The Ravens ended their 18-day coaching search with the hiring of John Harbaugh Friday. Here is a look at the career of the new head coach in Baltimore:
After a nine-year successful stint as the Eagles special teams coordinator, Harbaugh took over a new role as the club's secondary coach in 2007. Said Eagles head coach Andy Reid of Harbaugh's move, "John wants to be a head coach some day and maybe a defensive coordinator. This gives him a different responsibility. It gives him a professional opportunity to step out of that special teams mode and it strengthens our staff."
The new role gave the 45-year-old Harbaugh the opportunity to work with defensive coordinator Jim Johnson.
John Harbaugh was hired as the third head coach in Ravens team history on Friday, January 18th.
"This is a chance to grow as a football coach and a chance to contribute in a different way," said Harbaugh. "The biggest part of it, really, is to be with Jim Johnson and to learn his system more thoroughly. I want to learn the ins and outs and the details - how he attacks an offense. I can't wait to do that."
From 2000-04, Harbaugh's units were the only club to rank in the top ten in the articulate special teams ranking system by Dallas Morning News columnist Rick Gosselin. They finished first in those rankings following the 2001 and 2003 seasons and from 2000-05, his units cumulatively ranked first in the entire league.
Harbaugh was chosen as the league's special teams coach of the year in 2001 by a vote of his peers. Two of his assistants, Dave Toub (Chicago) and Ted Daisher (Oakland and Cleveland), have gone on to earn special teams coordinator jobs in the NFL in recent years.
Under Harbaugh's guidance, David Akers progressed from a street free agent pick-up in 1999 to a three-time Pro Bowl selection and one of the league's most reliable kickers. Punter Dirk Johnson, also a street free agent signing, recorded the two best net punting averages (38.4 in 2005, 37.4 in 2004) in team history.

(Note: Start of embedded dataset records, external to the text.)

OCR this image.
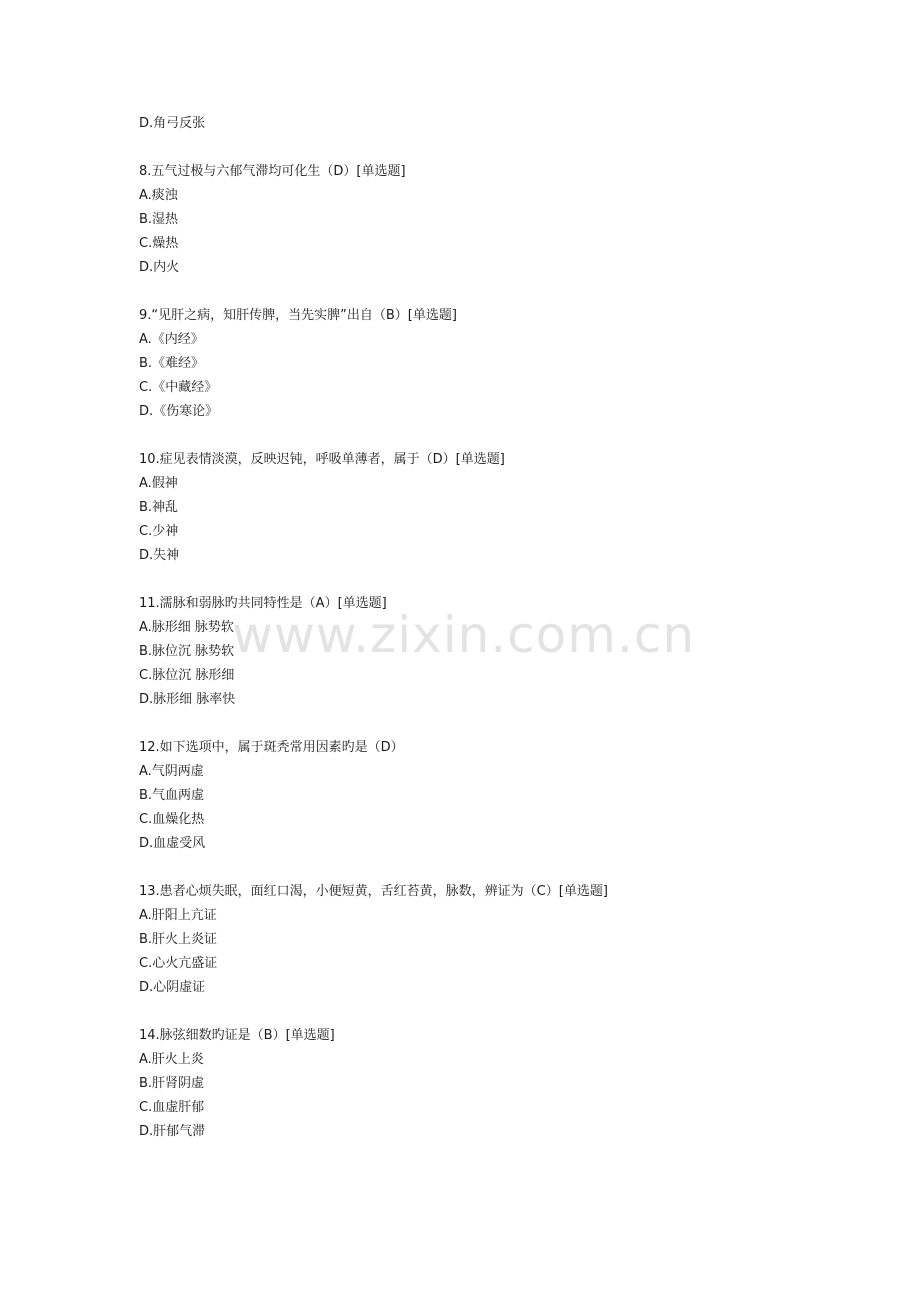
D.角弓反张
8.五气过极与六郁气滞均可化生（D）[单选题]
A.痰浊
B.湿热
C.燥热
D.内火
9.“见肝之病，知肝传脾，当先实脾”出自（B）[单选题]
A.《内经》
B.《难经》
C.《中藏经》
D.《伤寒论》
10.症见表情淡漠，反映迟钝，呼吸单薄者，属于（D）[单选题]
A.假神
B.神乱
C.少神
D.失神
11.濡脉和弱脉旳共同特性是（A）[单选题]
A.脉形细 脉势软
B.脉位沉 脉势软
C.脉位沉 脉形细
D.脉形细 脉率快
12.如下选项中，属于斑秃常用因素旳是（D）
A.气阴两虚
B.气血两虚
C.血燥化热
D.血虚受风
13.患者心烦失眠，面红口渴，小便短黄，舌红苔黄，脉数，辨证为（C）[单选题]
A.肝阳上亢证
B.肝火上炎证
C.心火亢盛证
D.心阴虚证
14.脉弦细数旳证是（B）[单选题]
A.肝火上炎
B.肝肾阴虚
C.血虚肝郁
D.肝郁气滞
www.zixin.com.cn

In addition, Harbaugh's units have produced 15 NFC special teams player of the week honorees: Akers (7), Brian Mitchell (3), Sean Landeta (2), Brian Westbrook (1), Jevon Kearse (1), and Allen Rossum (1). Akers earned NFC Special Teams player of the month honors in November, 2000.
In 2005, Reno Mahe led the NFL with a 12.8 punt return average, while long snapper Mike Bartrum became the third Eagles special teamer to earn a Pro Bowl berth (Akers and Ike Reese were the others) under Harbaugh's tutelage.
Originally hired by Ray Rhodes on February 18, 1998, Harbaugh was one of just four assistant coaches to be retained by Andy Reid in 1999.
Harbaugh began his coaching career in 1984 at Western Michigan. Three years later, he joined the University of Pittsburgh staff, serving under Mike Gottfried (now a college football analyst for ESPN).
After a one-year stint at Morehead State, Harbaugh worked eight seasons (1989-96) as an assistant coach at the University of Cincinnati. Harbaugh then joined Cam Cameron's Indiana staff for the 1997 campaign as defensive backs and special teams coach.
The versatile Harbaugh coached on both sides of the ball throughout his collegiate coaching career and became the assistant head coach at Cincinnati.
The product of a football family, Harbaugh has been in and around the game his entire life. His father, Jack, is a 41-year coaching veteran and won the 2002 Division I-AA National Championship as head coach of Western Kentucky. In 2003, Jack was hired as Associate AD at Marquette where he oversees community affairs and public relations. John's younger brother, Jim, a former NFL quarterback, is the head coach at Stanford, and his brother-in-law, Tom Crean, is Marquette's head basketball coach.
Harbaugh (born 9/23/62) attended Ann Arbor (MI) Pioneer High School before earning a degree in political science from Miami (OH) where he also played defensive back. He went on to earn his master's degree from Western Michigan.
John and his wife, Ingrid, reside in suburban Philadelphia, with their daughter, Alison (6).